Bingo. I think you still have some junk left behind. Use MSCONFIG or Startup Inspector for Windoze to see if there's anything belonging to ZoneAlarm in the run list.
Before I forget, also create a "retore point" before doing anything involving installs and removals so you can recover gracefully from mistakes. Start -> Programs -> Accessories -> Systems Tools -> System Restore
Y'er welcome. Glad to be of help.
Reply to
Jeff Liebermann
Jeff Liebermann hath wroth:
Argh. XP only. I forgot you were using Windoze 98SE. That won't work.
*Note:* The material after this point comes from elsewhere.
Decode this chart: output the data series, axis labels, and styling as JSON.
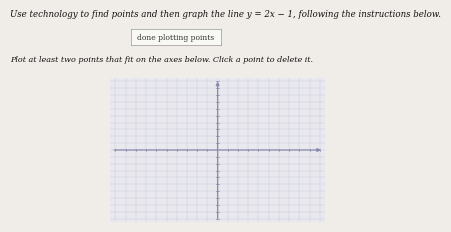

Instead, to backup the registry files, run: Start -> Run -> command cd \\windows md sya01 attrib -r -h -s system.dat copy system.dat sya01 attrib -r -h -s user.dat copy user.dat sya01 copy system.ini sya01 copy win.in sya01 dir sya01
You should have system.dat, user.dat, win.ini, and system.ini backed up in the sya01 directory. When you reboot, Windoze will put the permissions back where they belong on the registry files. The next time you do a back, name the directory sya02, then sya03, etc. Incidentally, "sya" is short for "save your ass". If you have to restore these, be sure to boot to the MSDOS command prompt with the F8 key on bootup. Hopefully, you won't need to do this.